昼すぎから気温がどんどん下がってきて、今風邪ひいたら大変!と思っていそいで帰ってきたら、おなかを出して甘ったれるネルコがころがっていました。

なので、いっしょうけんめいブラシして猫磨いてましたよ。私ってば。


ひといきついて、今日はもうおやすみなさい…

図書館に行ってがつんと小難しい本とか読み込みたい気分なのだけど、なかなか最近向かえない。もうちょっとしたらかな?

私は子供の頃、本ばかり読んでいて不思議な物語好きだったくせに、自分の身にはたいして不思議なことがなかった。なので、世の中とはそういうもんだと思っていた。

でも今思い返してみると、少しは不思議なふうに思ってみてもよかったかもしれないね。ってことはふたつばかしあって。


小学校四年の時。

その学校では四年生になると課外活動のクラブに参加できることになっていて、外で人と遊ばない子だった私は、家で事前にわりと強めに「バドミントンクラブに入るんでしょ」と言われていた。

父が経験者だったので、習いながら多少は空き地で遊んだことあったかなくらいではあったけど、運動苦手だけどまあそうなるのかなーってぼんやり思っていた。

そしてクラスでクラブを決める時、話が進んで先生が「じゃあ次、絵画クラブ。入りたい人?」とくちにした時、私は思わず手を挙げていた。強く。
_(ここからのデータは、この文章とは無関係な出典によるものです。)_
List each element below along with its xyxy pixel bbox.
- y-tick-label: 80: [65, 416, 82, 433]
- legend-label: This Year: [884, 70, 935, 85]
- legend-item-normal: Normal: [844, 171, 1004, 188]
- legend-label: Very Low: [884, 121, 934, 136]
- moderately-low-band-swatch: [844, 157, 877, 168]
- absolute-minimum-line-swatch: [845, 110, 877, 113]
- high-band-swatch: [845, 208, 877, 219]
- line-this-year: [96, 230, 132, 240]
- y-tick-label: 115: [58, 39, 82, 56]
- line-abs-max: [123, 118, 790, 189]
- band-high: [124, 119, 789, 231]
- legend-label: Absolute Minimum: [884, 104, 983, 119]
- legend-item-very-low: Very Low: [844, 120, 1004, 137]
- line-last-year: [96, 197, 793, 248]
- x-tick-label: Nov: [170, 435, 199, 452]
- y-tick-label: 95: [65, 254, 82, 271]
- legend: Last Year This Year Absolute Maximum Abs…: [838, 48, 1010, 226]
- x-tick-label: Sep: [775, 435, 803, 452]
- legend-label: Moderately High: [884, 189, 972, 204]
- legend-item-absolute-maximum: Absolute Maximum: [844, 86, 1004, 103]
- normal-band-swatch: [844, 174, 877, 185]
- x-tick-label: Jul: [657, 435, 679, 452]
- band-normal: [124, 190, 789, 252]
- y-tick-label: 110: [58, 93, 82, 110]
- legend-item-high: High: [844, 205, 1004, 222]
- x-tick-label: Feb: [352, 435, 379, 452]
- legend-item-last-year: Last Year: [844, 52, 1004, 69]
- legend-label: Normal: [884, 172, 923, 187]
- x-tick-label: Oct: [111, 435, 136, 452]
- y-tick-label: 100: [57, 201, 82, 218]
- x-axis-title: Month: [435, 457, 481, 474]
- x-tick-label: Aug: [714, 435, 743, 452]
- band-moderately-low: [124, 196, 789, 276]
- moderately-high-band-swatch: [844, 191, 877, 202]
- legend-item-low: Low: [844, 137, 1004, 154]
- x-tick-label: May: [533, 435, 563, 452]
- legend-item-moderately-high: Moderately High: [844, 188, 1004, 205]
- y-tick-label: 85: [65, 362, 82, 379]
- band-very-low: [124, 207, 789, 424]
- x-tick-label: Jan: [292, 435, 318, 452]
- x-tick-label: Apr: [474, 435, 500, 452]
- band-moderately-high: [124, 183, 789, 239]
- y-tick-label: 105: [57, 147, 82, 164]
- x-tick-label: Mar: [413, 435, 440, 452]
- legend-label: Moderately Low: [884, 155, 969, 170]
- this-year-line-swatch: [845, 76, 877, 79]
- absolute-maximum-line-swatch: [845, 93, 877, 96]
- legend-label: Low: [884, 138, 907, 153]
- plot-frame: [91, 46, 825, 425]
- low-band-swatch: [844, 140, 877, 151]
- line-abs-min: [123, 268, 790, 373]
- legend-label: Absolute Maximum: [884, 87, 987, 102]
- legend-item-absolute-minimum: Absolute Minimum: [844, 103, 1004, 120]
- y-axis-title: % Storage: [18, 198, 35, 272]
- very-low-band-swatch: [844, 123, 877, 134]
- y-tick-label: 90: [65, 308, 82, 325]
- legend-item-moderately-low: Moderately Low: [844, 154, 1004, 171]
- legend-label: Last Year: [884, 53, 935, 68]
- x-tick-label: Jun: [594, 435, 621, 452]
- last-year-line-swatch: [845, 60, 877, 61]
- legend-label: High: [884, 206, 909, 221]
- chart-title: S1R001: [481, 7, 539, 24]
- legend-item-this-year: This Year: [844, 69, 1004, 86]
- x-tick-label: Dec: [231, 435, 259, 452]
帰宅してそれを話すと、かなり悲しそうに「なんで…」と母に問われて、子供の私は

「これに入らなくちゃならない気がして」

としか答えられなかった。

実際、そうだったんだと思う。


約一年後。

私はまた転校して鎌倉の小学校に来ていた。

廊下に貼ってある「管楽器バンドメンバー募集!」という課外活動のポスターがなんだか気になって、その選抜の日に音楽室へ行ってみた。

なんか楽器、せめてリコーダーとか持っていったほうがいいのかしら?と思ったけど、行ってみれば選抜というか希望者多数の中からあみだくじで決める、という公平でレトロな方法だったので、私はたくさんのよく知らない子供たちの中で、自分の選んだ線に名前を書いた。

そのあみだが進みはじめた時点ですぐ、

「あ、これ、私が決まるんだ」とはっきり思った。

少ししてあみだの結果が出てその通り決まった時、私があまりにも平然としていたので、よそのクラスの知らない男子が「おまえ決まったんだよ?聞いてんの?嬉しくないわけ?」と私をつついて、私はちいさく「うん」とだけ言って、その後の説明事項を先生に聞きに行ったのでした。


子供の私にとって、大切なきっかけだったこと。

絵を描くこと、音楽にいること。それは今もずっと自分の中で生きている出会いだったから。

ううん、大人になってからもそういう出会いはたくさんある。あったはず。

でもいちいち私は考えないで来た。その場で受け止めきれる自分ではなかったから。

最近は、少し思う。そっか、と思ってちょっと笑ったりする。

不思議じゃなくてもにぶくてもいい。

顔をあげて手を伸ばせたら、それでもうぜんぜんだいじょうぶなことが、私と一緒にこの毎日に呼吸をしてゆく。深く。